Rebecca Conroy spent her adolescence studying sketching, sculpture, and painting at LaGuardia High School in NYC. She received her B.A. from Hampshire College in Film, and returned to NYC where she worked for years in the fashion industry. She specialized in PR, Home Design, and prop styling for Calvin Klein and Ralph Lauren. She also worked as an assistant for Roman and Williams. Her styling work has appeared in The New York Times Magazine, on Smithsonianstore.com, in Hunger Magazine, and in books for Bloomberg Media and Rodale, Inc. Television and film work include Australia's Next Top Model, Sundance feature films, and national advertising campaigns, including Ulta Beauty, Macy’s, and Marie Claire. Rebecca also holds an MFA from Columbia University in Film Producing.





Artist Statement
The new constantly meets the old, and time folds in on itself like a dream in my photographs, blending past and present. The girls I capture, posed in vintage silks, 70’s polyester, prairie printed cottons, and structured wool, exist somewhere between memory and fantasy. An ideal that once was, full of whimsical hope. The girls are both characters and archetypes, almost like paper dolls carefully placed in scenes from another era. They are muses, protagonists of untold stories. Diners, Catskills motels, small, abandoned restaurant lounges, and places that were once frequented daily - neon signs, next to old props, and roadside attractions from bygone days - these spaces each whisper their own stories. They hold the residue of dreams and lives lived before, now temporarily inhabited by girls suspended in time, their expressions both knowing and elusive. Each frame is a vignette, a moment of quiet theater where nostalgia meets an eerie stillness. There is such a beautiful tension when the young meet the old. Drawing from the world of cinema, dreamlike femininity, and quiet surrealism, my work is as much about the environment as it is about the subjects.
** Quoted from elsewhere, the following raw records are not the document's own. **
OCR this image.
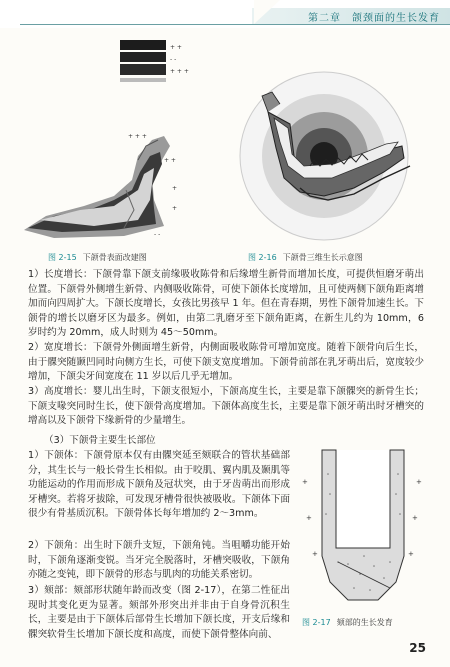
第二章　颌颈面的生长发育
+ +
- -
+ + +
+ + +
+ +
+
+
- -
图 2-15 下颌骨表面改建图	图 2-16 下颌骨三维生长示意图
1）长度增长：下颌骨靠下颌支前缘吸收陈骨和后缘增生新骨而增加长度，可提供恒磨牙萌出位置。下颌骨外侧增生新骨、内侧吸收陈骨，可使下颌体长度增加，且可使两侧下颌角距离增加而向四周扩大。下颌长度增长，女孩比男孩早 1 年。但在青春期，男性下颌骨加速生长。下颌骨的增长以磨牙区为最多。例如，由第二乳磨牙至下颌角距离，在新生儿约为 10mm，6 岁时约为 20mm，成人时则为 45～50mm。
2）宽度增长：下颌骨外侧面增生新骨，内侧面吸收陈骨可增加宽度。随着下颌骨向后生长，由于髁突随颞凹同时向侧方生长，可使下颌支宽度增加。下颌骨前部在乳牙萌出后，宽度较少增加，下颌尖牙间宽度在 11 岁以后几乎无增加。
3）高度增长：婴儿出生时，下颌支很短小，下颌高度生长，主要是靠下颌髁突的新骨生长；下颌支喙突同时生长，使下颌骨高度增加。下颌体高度生长，主要是靠下颌牙萌出时牙槽突的增高以及下颌骨下缘新骨的少量增生。
（3）下颌骨主要生长部位
1）下颌体：下颌骨原本仅有由髁突延至颏联合的管状基础部分，其生长与一般长骨生长相似。由于咬肌、翼内肌及颞肌等功能运动的作用而形成下颌角及冠状突，由于牙齿萌出而形成牙槽突。若将牙拔除，可发现牙槽骨很快被吸收。下颌体下面很少有骨基质沉积。下颌骨体长每年增加约 2～3mm。
2）下颌角：出生时下颌升支短，下颌角钝。当咀嚼功能开始时，下颌角逐渐变锐。当牙完全脱落时，牙槽突吸收，下颌角亦随之变钝，即下颌骨的形态与肌肉的功能关系密切。
3）颏部：颏部形状随年龄而改变（图 2-17），在第二性征出现时其变化更为显著。颏部外形突出并非由于自身骨沉积生长，主要是由于下颌体后部骨生长增加下颌长度，开支后缘和髁突软骨生长增加下颌长度和高度，而使下颌骨整体向前、
+
+
+
+
+	+
图 2-17 颏部的生长发育
25
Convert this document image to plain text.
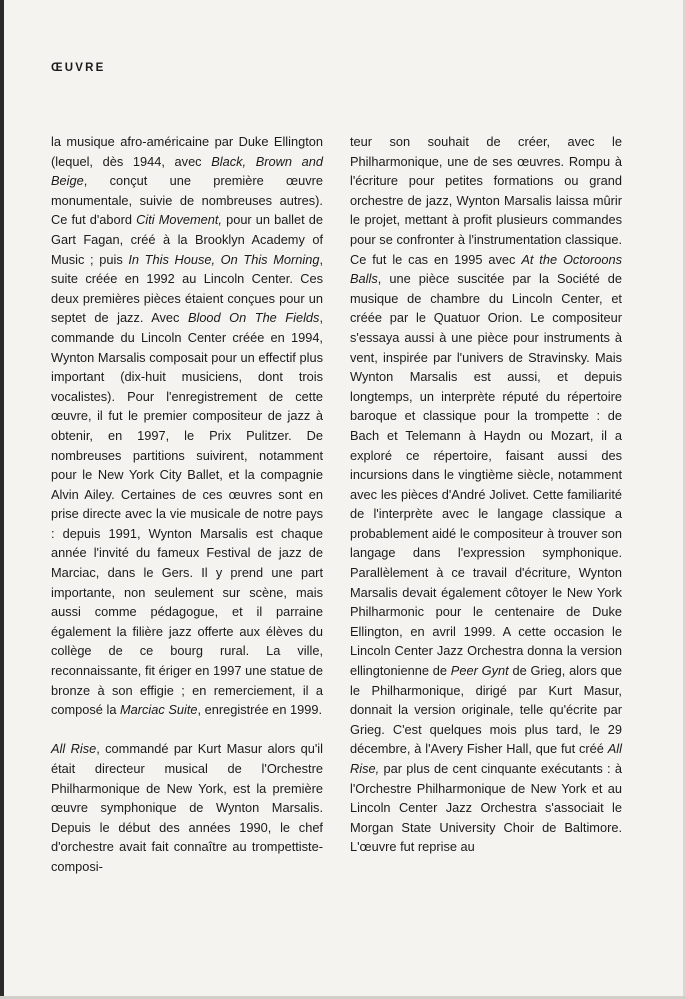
ŒUVRE

la musique afro-américaine par Duke Ellington (lequel, dès 1944, avec Black, Brown and Beige, conçut une première œuvre monumentale, suivie de nombreuses autres). Ce fut d'abord Citi Movement, pour un ballet de Gart Fagan, créé à la Brooklyn Academy of Music ; puis In This House, On This Morning, suite créée en 1992 au Lincoln Center. Ces deux premières pièces étaient conçues pour un septet de jazz. Avec Blood On The Fields, commande du Lincoln Center créée en 1994, Wynton Marsalis composait pour un effectif plus important (dix-huit musiciens, dont trois vocalistes). Pour l'enregistrement de cette œuvre, il fut le premier compositeur de jazz à obtenir, en 1997, le Prix Pulitzer. De nombreuses partitions suivirent, notamment pour le New York City Ballet, et la compagnie Alvin Ailey. Certaines de ces œuvres sont en prise directe avec la vie musicale de notre pays : depuis 1991, Wynton Marsalis est chaque année l'invité du fameux Festival de jazz de Marciac, dans le Gers. Il y prend une part importante, non seulement sur scène, mais aussi comme pédagogue, et il parraine également la filière jazz offerte aux élèves du collège de ce bourg rural. La ville, reconnaissante, fit ériger en 1997 une statue de bronze à son effigie ; en remerciement, il a composé la Marciac Suite, enregistrée en 1999.

All Rise, commandé par Kurt Masur alors qu'il était directeur musical de l'Orchestre Philharmonique de New York, est la première œuvre symphonique de Wynton Marsalis. Depuis le début des années 1990, le chef d'orchestre avait fait connaître au trompettiste-composi-

teur son souhait de créer, avec le Philharmonique, une de ses œuvres. Rompu à l'écriture pour petites formations ou grand orchestre de jazz, Wynton Marsalis laissa mûrir le projet, mettant à profit plusieurs commandes pour se confronter à l'instrumentation classique. Ce fut le cas en 1995 avec At the Octoroons Balls, une pièce suscitée par la Société de musique de chambre du Lincoln Center, et créée par le Quatuor Orion. Le compositeur s'essaya aussi à une pièce pour instruments à vent, inspirée par l'univers de Stravinsky. Mais Wynton Marsalis est aussi, et depuis longtemps, un interprète réputé du répertoire baroque et classique pour la trompette : de Bach et Telemann à Haydn ou Mozart, il a exploré ce répertoire, faisant aussi des incursions dans le vingtième siècle, notamment avec les pièces d'André Jolivet. Cette familiarité de l'interprète avec le langage classique a probablement aidé le compositeur à trouver son langage dans l'expression symphonique. Parallèlement à ce travail d'écriture, Wynton Marsalis devait également côtoyer le New York Philharmonic pour le centenaire de Duke Ellington, en avril 1999. A cette occasion le Lincoln Center Jazz Orchestra donna la version ellingtonienne de Peer Gynt de Grieg, alors que le Philharmonique, dirigé par Kurt Masur, donnait la version originale, telle qu'écrite par Grieg. C'est quelques mois plus tard, le 29 décembre, à l'Avery Fisher Hall, que fut créé All Rise, par plus de cent cinquante exécutants : à l'Orchestre Philharmonique de New York et au Lincoln Center Jazz Orchestra s'associait le Morgan State University Choir de Baltimore. L'œuvre fut reprise au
My background in art and fashion styling informs each composition - every garment and every detail was chosen not just for aesthetics, but to evoke a feeling, an implied yet mysterious story. These photographs invite you to step into their world, to remember places you've never been, and to sense a story just beyond the edges of the frame. As a first-generation American from a working-class Polish immigrant family, my work reflects upon an idea I felt led to as a child by my relatives, who lived paycheck to paycheck, working in factories, bars, with cement as builders, and as cleaning women; an idea of “American happiness,” often highlighted by whimsical locations that we would pass by on the side of the road, in Chicago. I have captured the same whimsy and nostalgia here in the Hudson Valley, where my daughter and her friends have grown up. Also, the oldies station that plays faithfully in our car has informed the vibration for many of the shoots.